Wegen der vielen Farben nennt man sie auch die Regenbogenbrücke.

Auf jener Seite dieser Brücke – an einem Ort in der Ewigkeit – liegt ein Land mit sanften Hügeln und Wiesen und mit saftigem, grünem Gras.

Wenn ein geliebtes Tier auf der Erde für immer eingeschlafen ist, geht es zu diesem wunderschönen Ort. Dort gibt es immer Nahrung im Überfluß und es ist warm, schön und immer Frühling!

Die alten und kranken Tiere sind wieder jung und gesund, genau so, wie wir uns an sie in unseren Träumen erinnern, wie sie in unseren Herzen weiterleben. Sie sind glücklich voller Lebensfreude und sie spielen den ganzen Tag miteinander.

Es gibt nur eine Sache, die sie vermissen, sie sind nicht bei ihren Menschen, die sie auf Erden so geliebt haben.

So rennen und spielen sie jeden Tag zusammen, bis eines Tages plötzlich eines von ihnen innehält und aufsieht. Die Nase bebt, die Ohren stellen sich auf und die Augen werden ganz groß! Plötzlich rennt es aus der Gruppe heraus und es fliegt förmlich über das grüne Gras, seine Beine tragen es schneller und schneller.

Es hat dich gesehen.

Noch bist Du wie ein Punkt in der Unendlichkeit, doch wenn du und dein besonderer Freund sich endlich wieder treffen, gibt es nur noch Wiedersehensfreude die nicht enden will.

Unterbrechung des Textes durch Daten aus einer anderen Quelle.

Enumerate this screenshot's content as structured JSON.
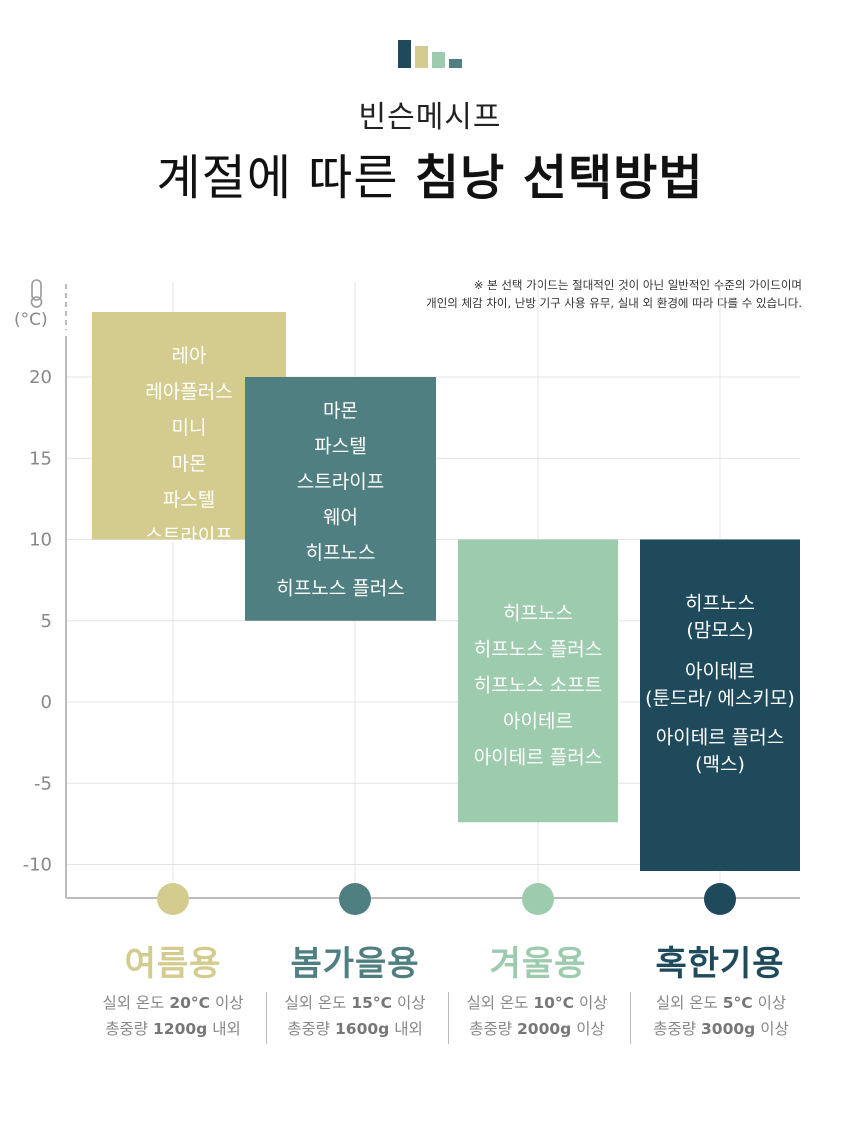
{
  "brand": "빈슨메시프",
  "title": {
    "light": "계절에 따른",
    "bold": "침낭 선택방법"
  },
  "note": {
    "line1": "※ 본 선택 가이드는 절대적인 것이 아닌 일반적인 수준의 가이드이며",
    "line2": "개인의 체감 차이, 난방 기구 사용 유무, 실내 외 환경에 따라 다를 수 있습니다."
  },
  "colors": {
    "summer": "#d4cc8e",
    "spring_fall": "#4f7f80",
    "winter": "#9dcbad",
    "extreme": "#1e4a5c",
    "axis": "#bbbbbb",
    "grid": "#e4e4e4",
    "tick": "#888888"
  },
  "icons": {
    "thermometer": "thermometer-icon",
    "logo": "bar-logo-icon"
  },
  "chart_data": {
    "type": "floating-bar",
    "ylabel": "(°C)",
    "yticks": [
      20,
      15,
      10,
      5,
      0,
      -5,
      -10
    ],
    "ylim": [
      -12,
      24
    ],
    "grid": true,
    "categories": [
      {
        "key": "summer",
        "name": "여름용",
        "temp_max": 24,
        "temp_min": 10,
        "products": [
          "레아",
          "레아플러스",
          "미니",
          "마몬",
          "파스텔",
          "스트라이프"
        ],
        "condition": {
          "label": "실외 온도",
          "temp": "20°C",
          "suffix": "이상"
        },
        "weight": {
          "label": "총중량",
          "value": "1200g",
          "suffix": "내외"
        }
      },
      {
        "key": "spring_fall",
        "name": "봄가을용",
        "temp_max": 20,
        "temp_min": 5,
        "products": [
          "마몬",
          "파스텔",
          "스트라이프",
          "웨어",
          "히프노스",
          "히프노스 플러스"
        ],
        "condition": {
          "label": "실외 온도",
          "temp": "15°C",
          "suffix": "이상"
        },
        "weight": {
          "label": "총중량",
          "value": "1600g",
          "suffix": "내외"
        }
      },
      {
        "key": "winter",
        "name": "겨울용",
        "temp_max": 10,
        "temp_min": -7.4,
        "products": [
          "히프노스",
          "히프노스 플러스",
          "히프노스 소프트",
          "아이테르",
          "아이테르 플러스"
        ],
        "condition": {
          "label": "실외 온도",
          "temp": "10°C",
          "suffix": "이상"
        },
        "weight": {
          "label": "총중량",
          "value": "2000g",
          "suffix": "이상"
        }
      },
      {
        "key": "extreme",
        "name": "혹한기용",
        "temp_max": 10,
        "temp_min": -10.4,
        "products": [
          "히프노스",
          "(맘모스)",
          "아이테르",
          "(툰드라/ 에스키모)",
          "아이테르 플러스",
          "(맥스)"
        ],
        "condition": {
          "label": "실외 온도",
          "temp": "5°C",
          "suffix": "이상"
        },
        "weight": {
          "label": "총중량",
          "value": "3000g",
          "suffix": "이상"
        }
      }
    ]
  }
}
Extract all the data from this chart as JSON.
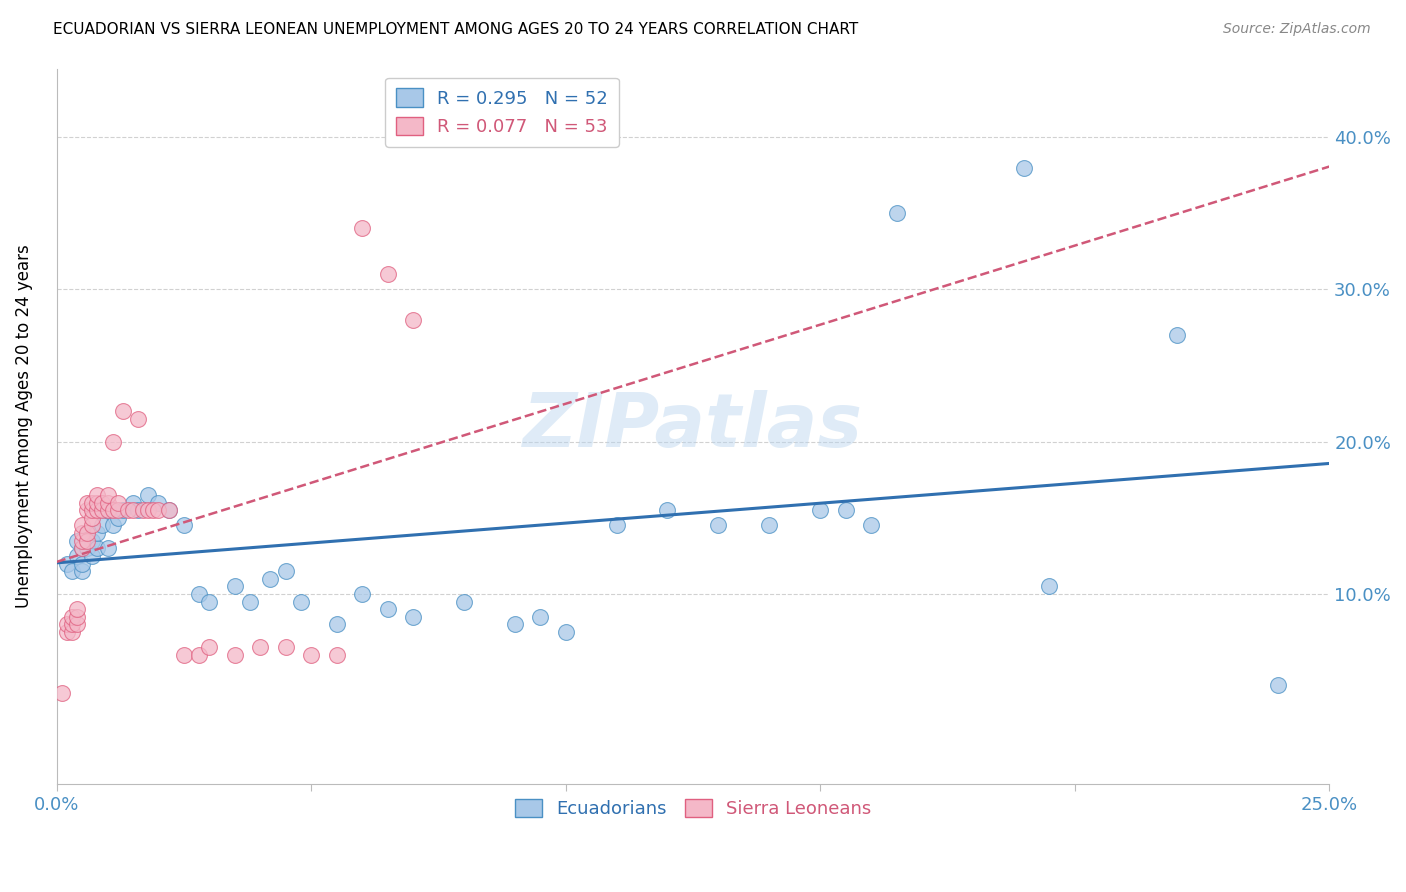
{
  "title": "ECUADORIAN VS SIERRA LEONEAN UNEMPLOYMENT AMONG AGES 20 TO 24 YEARS CORRELATION CHART",
  "source": "Source: ZipAtlas.com",
  "ylabel": "Unemployment Among Ages 20 to 24 years",
  "xlim": [
    0.0,
    0.25
  ],
  "ylim": [
    -0.025,
    0.445
  ],
  "yticks": [
    0.1,
    0.2,
    0.3,
    0.4
  ],
  "ytick_labels": [
    "10.0%",
    "20.0%",
    "30.0%",
    "40.0%"
  ],
  "xticks": [
    0.0,
    0.05,
    0.1,
    0.15,
    0.2,
    0.25
  ],
  "xtick_labels": [
    "0.0%",
    "",
    "",
    "",
    "",
    "25.0%"
  ],
  "blue_R": 0.295,
  "blue_N": 52,
  "pink_R": 0.077,
  "pink_N": 53,
  "blue_color": "#a8c8e8",
  "pink_color": "#f4b8c8",
  "blue_edge_color": "#4a90c4",
  "pink_edge_color": "#e06080",
  "blue_line_color": "#3070b0",
  "pink_line_color": "#d05878",
  "axis_label_color": "#4a90c4",
  "watermark": "ZIPatlas",
  "blue_scatter_x": [
    0.002,
    0.003,
    0.004,
    0.004,
    0.005,
    0.005,
    0.005,
    0.006,
    0.006,
    0.007,
    0.007,
    0.008,
    0.008,
    0.009,
    0.01,
    0.01,
    0.011,
    0.012,
    0.013,
    0.015,
    0.016,
    0.018,
    0.02,
    0.022,
    0.025,
    0.028,
    0.03,
    0.035,
    0.038,
    0.042,
    0.045,
    0.048,
    0.055,
    0.06,
    0.065,
    0.07,
    0.08,
    0.09,
    0.095,
    0.1,
    0.11,
    0.12,
    0.13,
    0.14,
    0.15,
    0.155,
    0.16,
    0.165,
    0.19,
    0.195,
    0.22,
    0.24
  ],
  "blue_scatter_y": [
    0.12,
    0.115,
    0.125,
    0.135,
    0.13,
    0.115,
    0.12,
    0.13,
    0.14,
    0.135,
    0.125,
    0.13,
    0.14,
    0.145,
    0.13,
    0.155,
    0.145,
    0.15,
    0.155,
    0.16,
    0.155,
    0.165,
    0.16,
    0.155,
    0.145,
    0.1,
    0.095,
    0.105,
    0.095,
    0.11,
    0.115,
    0.095,
    0.08,
    0.1,
    0.09,
    0.085,
    0.095,
    0.08,
    0.085,
    0.075,
    0.145,
    0.155,
    0.145,
    0.145,
    0.155,
    0.155,
    0.145,
    0.35,
    0.38,
    0.105,
    0.27,
    0.04
  ],
  "pink_scatter_x": [
    0.001,
    0.002,
    0.002,
    0.003,
    0.003,
    0.003,
    0.004,
    0.004,
    0.004,
    0.005,
    0.005,
    0.005,
    0.005,
    0.006,
    0.006,
    0.006,
    0.006,
    0.007,
    0.007,
    0.007,
    0.007,
    0.008,
    0.008,
    0.008,
    0.009,
    0.009,
    0.01,
    0.01,
    0.01,
    0.011,
    0.011,
    0.012,
    0.012,
    0.013,
    0.014,
    0.015,
    0.016,
    0.017,
    0.018,
    0.019,
    0.02,
    0.022,
    0.025,
    0.028,
    0.03,
    0.035,
    0.04,
    0.045,
    0.05,
    0.055,
    0.06,
    0.065,
    0.07
  ],
  "pink_scatter_y": [
    0.035,
    0.075,
    0.08,
    0.075,
    0.08,
    0.085,
    0.08,
    0.085,
    0.09,
    0.13,
    0.135,
    0.14,
    0.145,
    0.135,
    0.14,
    0.155,
    0.16,
    0.145,
    0.15,
    0.155,
    0.16,
    0.155,
    0.16,
    0.165,
    0.155,
    0.16,
    0.155,
    0.16,
    0.165,
    0.155,
    0.2,
    0.155,
    0.16,
    0.22,
    0.155,
    0.155,
    0.215,
    0.155,
    0.155,
    0.155,
    0.155,
    0.155,
    0.06,
    0.06,
    0.065,
    0.06,
    0.065,
    0.065,
    0.06,
    0.06,
    0.34,
    0.31,
    0.28
  ]
}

Du nimmst ihn in deine Arme und hälst ihn fest. Dein Gesicht wird geküsst, wieder und wieder und du schaust endlich wieder glücklich in die treuen Augen deines geliebten Tieres, das solange aus deinem Leben verschwunden war aber nie aus deinem Herzen.

Dann überschreitet ihr gemeinsam die Brücke des Regenbogens und ihr werdet nie wieder getrennt sein...

 

 

Der letzte Gang

 

Bin ich dereinst gebrechlich und schwach
Und quälende Pein hält mich wach -
Was Du dann tun musst - tu es allein.
Die letzte Schlacht wird verloren sein.

Dass Du sehr traurig, verstehe ich wohl.
Deine Hand vor Kummer nicht zögern soll.
An diesem Tag - mehr als jemals geschehen -
Muss Deine Freundschaft das Schwerste bestehen.

Wir lebten in Jahren voll Glück.
Furcht vor dem Muss? Es gibt kein Zurück.
Du möchtest doch nicht, dass ich leide dabei.
Drum gib, wenn die Zeit kommt, bitte mich frei!

Begleite mich dahin, wohin ich gehen muss.
Nur – bitte bleibe bei mir – bis zum Schluss.
Und halte mich fest und red mir gut zu,
Bis meine Augen kommen zur Ruh.

Mit der Zeit – ich bin sicher – wirst Du es wissen,
Es war Deine Liebe, die Du mir erwiesen.
Vertrauendes Wedeln ein letztes Mal -
Du hast mich befreit von Schmerzen und Qual.

Und gräme Dich nicht, wenn Du es einst bist -
der Herr dieser schweren Entscheidung ist.
Wir waren beide so innig vereint.
Es soll nicht sein, dass Dein Herz um mich weint.